What I keep coming back to is how the story frames him: he looks like the traitor, the man who turned his back on the side Harry hoped he was on. The rest of the school — and Harry — are left reeling. For readers at the time, that scene was a gut-punch because it Flipped everything: a trusted headmaster is dead and a familiar professor seems to have embraced darkness. That rush of Betrayal and the unanswered questions made the book hang heavy in my thoughts for days.
2025-10-26 05:22:32
8
Lila
Lila
Favorite read: The Cold Prince
Frequent Answerer UX Designer
That ending leaves Snape at the center of a storm. On the Astronomy Tower, after Dumbledore is disarmed and vulnerable, Snape steps forward and kills him with the Killing Curse. Harry sees it from under his cloak and can’t stop it; the Death Eaters celebrate while Snape rides away on a broom with them. It’s a stark, cold finish for his character within 'Harry Potter and the Half-Blood Prince', and readers are left stunned, unsure whether to hate or pity him. I felt disconnected and stunned all at once, which kept me turning pages long after lights out.
2025-10-26 20:57:01
11
Titus
Titus
Favorite read: THE HALF BLOOD'S CURSE
Longtime Reader Cashier
That final scene in 'harry potter and the half-blood prince' slammed into me like a cold gust of wind. I watched It on the page and felt my stomach drop: after Dumbledore is weakened on the Astronomy Tower, a tense confrontation unfolds, Draco fails to deliver the kill, and then Severus Snape steps forward and casts the killing curse.

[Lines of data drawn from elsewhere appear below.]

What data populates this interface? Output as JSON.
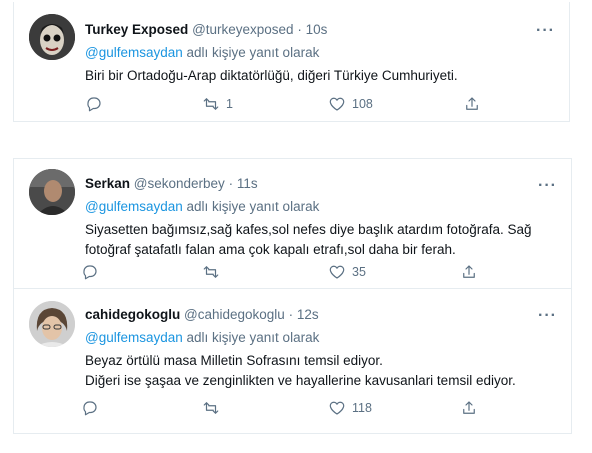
{
  "tweets": [
    {
      "name": "Turkey Exposed",
      "handle": "@turkeyexposed",
      "time": "· 10s",
      "more": "···",
      "reply_mention": "@gulfemsaydan",
      "reply_suffix": " adlı kişiye yanıt olarak",
      "lines": [
        "Biri bir Ortadoğu-Arap diktatörlüğü, diğeri Türkiye Cumhuriyeti."
      ],
      "retweets": "1",
      "likes": "108"
    },
    {
      "name": "Serkan",
      "handle": "@sekonderbey",
      "time": "· 11s",
      "more": "···",
      "reply_mention": "@gulfemsaydan",
      "reply_suffix": " adlı kişiye yanıt olarak",
      "lines": [
        "Siyasetten bağımsız,sağ kafes,sol nefes diye başlık atardım fotoğrafa. Sağ",
        "fotoğraf şatafatlı falan ama çok kapalı etrafı,sol daha bir ferah."
      ],
      "retweets": "",
      "likes": "35"
    },
    {
      "name": "cahidegokoglu",
      "handle": "@cahidegokoglu",
      "time": "· 12s",
      "more": "···",
      "reply_mention": "@gulfemsaydan",
      "reply_suffix": " adlı kişiye yanıt olarak",
      "lines": [
        "Beyaz örtülü masa Milletin Sofrasını temsil  ediyor.",
        "Diğeri ise  şaşaa ve zenginlikten ve hayallerine kavusanlari temsil ediyor."
      ],
      "retweets": "",
      "likes": "118"
    }
  ],
  "icons": {
    "reply": "reply-icon",
    "retweet": "retweet-icon",
    "like": "heart-icon",
    "share": "share-icon",
    "more": "more-icon"
  },
  "colors": {
    "mention": "#1b95e0",
    "secondary": "#5b7083",
    "border": "#e6ecf0"
  }
}
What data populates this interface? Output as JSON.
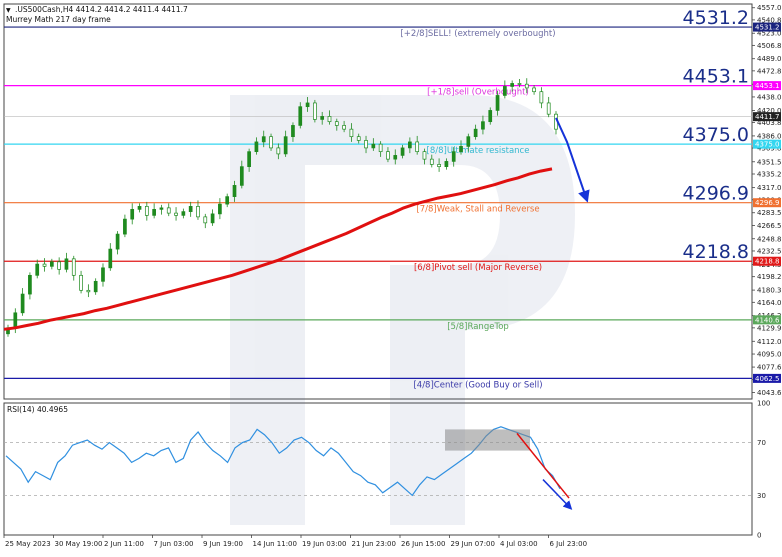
{
  "header": {
    "symbol_line": ".US500Cash,H4  4414.2 4414.2 4411.4 4411.7",
    "indicator_name": "Murrey Math 217 day frame"
  },
  "rsi": {
    "label": "RSI(14) 40.4965",
    "ticks": [
      "100",
      "70",
      "30",
      "0"
    ]
  },
  "colors": {
    "candle": "#1f8a1f",
    "ma": "#e01010",
    "rsi_line": "#3090e0",
    "arrow": "#1533d8",
    "big_label": "#1a2e8a"
  },
  "chart_data": [
    {
      "type": "candlestick",
      "title": ".US500Cash,H4",
      "ylim": [
        4035,
        4562
      ],
      "y_ticks": [
        "4557.0",
        "4540.8",
        "4523.0",
        "4506.8",
        "4489.0",
        "4472.8",
        "4455.0",
        "4438.0",
        "4420.0",
        "4403.8",
        "4386.0",
        "4369.8",
        "4351.5",
        "4335.2",
        "4317.0",
        "4300.8",
        "4283.5",
        "4266.5",
        "4248.8",
        "4232.5",
        "4214.5",
        "4198.2",
        "4180.3",
        "4164.0",
        "4146.2",
        "4129.9",
        "4112.0",
        "4095.0",
        "4077.6",
        "4060.8",
        "4043.6"
      ],
      "x_ticks": [
        "25 May 2023",
        "30 May 19:00",
        "2 Jun 11:00",
        "7 Jun 03:00",
        "9 Jun 19:00",
        "14 Jun 11:00",
        "19 Jun 03:00",
        "21 Jun 23:00",
        "26 Jun 15:00",
        "29 Jun 07:00",
        "4 Jul 03:00",
        "6 Jul 23:00"
      ],
      "current_price": "4411.7",
      "closes": [
        4130,
        4150,
        4175,
        4200,
        4215,
        4212,
        4218,
        4208,
        4222,
        4200,
        4180,
        4178,
        4192,
        4210,
        4235,
        4255,
        4275,
        4288,
        4292,
        4280,
        4288,
        4290,
        4283,
        4280,
        4285,
        4292,
        4278,
        4270,
        4282,
        4295,
        4305,
        4320,
        4345,
        4365,
        4378,
        4385,
        4370,
        4362,
        4385,
        4400,
        4425,
        4430,
        4408,
        4412,
        4405,
        4400,
        4395,
        4385,
        4380,
        4370,
        4375,
        4365,
        4355,
        4360,
        4370,
        4378,
        4365,
        4355,
        4348,
        4345,
        4352,
        4365,
        4372,
        4385,
        4395,
        4405,
        4420,
        4440,
        4452,
        4456,
        4455,
        4450,
        4445,
        4430,
        4415,
        4395
      ],
      "moving_average": {
        "label": "217 MA",
        "values": [
          4128,
          4130,
          4133,
          4136,
          4140,
          4143,
          4146,
          4149,
          4153,
          4156,
          4160,
          4164,
          4168,
          4172,
          4176,
          4180,
          4184,
          4188,
          4192,
          4196,
          4200,
          4205,
          4210,
          4215,
          4220,
          4226,
          4232,
          4238,
          4244,
          4250,
          4256,
          4263,
          4270,
          4277,
          4283,
          4290,
          4295,
          4299,
          4303,
          4306,
          4309,
          4313,
          4317,
          4321,
          4326,
          4330,
          4335,
          4339,
          4342
        ]
      },
      "murrey_levels": [
        {
          "price": 4531.2,
          "price_label": "4531.2",
          "big_label": "4531.2",
          "text": "[+2/8]SELL! (extremely overbought)",
          "color": "#1a237e",
          "text_color": "#6c6ca2",
          "dashed": false
        },
        {
          "price": 4453.1,
          "price_label": "4453.1",
          "big_label": "4453.1",
          "text": "[+1/8]sell (Overbought)",
          "color": "#ff00ff",
          "text_color": "#dd33dd",
          "dashed": false
        },
        {
          "price": 4375.0,
          "price_label": "4375.0",
          "big_label": "4375.0",
          "text": "[8/8]Ultimate resistance",
          "color": "#33d6f0",
          "text_color": "#33b8d0",
          "dashed": false
        },
        {
          "price": 4296.9,
          "price_label": "4296.9",
          "big_label": "4296.9",
          "text": "[7/8]Weak, Stall and Reverse",
          "color": "#f07030",
          "text_color": "#f07030",
          "dashed": false
        },
        {
          "price": 4218.8,
          "price_label": "4218.8",
          "big_label": "4218.8",
          "text": "[6/8]Pivot sell (Major Reverse)",
          "color": "#e01818",
          "text_color": "#e01818",
          "dashed": false
        },
        {
          "price": 4140.6,
          "price_label": "4140.6",
          "big_label": "",
          "text": "[5/8]RangeTop",
          "color": "#5ba85b",
          "text_color": "#5ba85b",
          "dashed": false
        },
        {
          "price": 4062.5,
          "price_label": "4062.5",
          "big_label": "",
          "text": "[4/8]Center (Good Buy or Sell)",
          "color": "#1a1aa8",
          "text_color": "#3a3aa8",
          "dashed": false
        }
      ]
    },
    {
      "type": "line",
      "title": "RSI(14) 40.4965",
      "ylim": [
        0,
        100
      ],
      "levels": [
        70,
        30
      ],
      "values": [
        60,
        55,
        50,
        40,
        48,
        45,
        42,
        55,
        60,
        68,
        70,
        72,
        68,
        65,
        70,
        66,
        62,
        55,
        58,
        62,
        60,
        64,
        66,
        55,
        58,
        72,
        78,
        70,
        64,
        60,
        55,
        66,
        70,
        72,
        80,
        76,
        70,
        62,
        66,
        72,
        74,
        70,
        64,
        60,
        66,
        62,
        55,
        48,
        45,
        40,
        38,
        32,
        36,
        40,
        35,
        30,
        38,
        44,
        42,
        46,
        50,
        54,
        58,
        62,
        68,
        75,
        80,
        82,
        80,
        78,
        76,
        74,
        65,
        50,
        45,
        35
      ]
    }
  ]
}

Dumbledore collapses and the tower erupts into chaos.

I'm the kind of person who notices little details, so the way everyone reacts — shock, disbelief, and then the sudden, calculated calm of Snape as he mounts a broom and flies away with the Death Eaters — stuck with me. Harry is forced to duck and watch, powerless under his invisibility cloak, and the book leaves readers with that raw, unresolved feeling: was Snape a traitor, a pawn, or something far more complicated? The ending paints him as the villain in that moment, and that ambiguity is part of what made me stay up all night turning the pages. I closed the book shaken and oddly fascinated.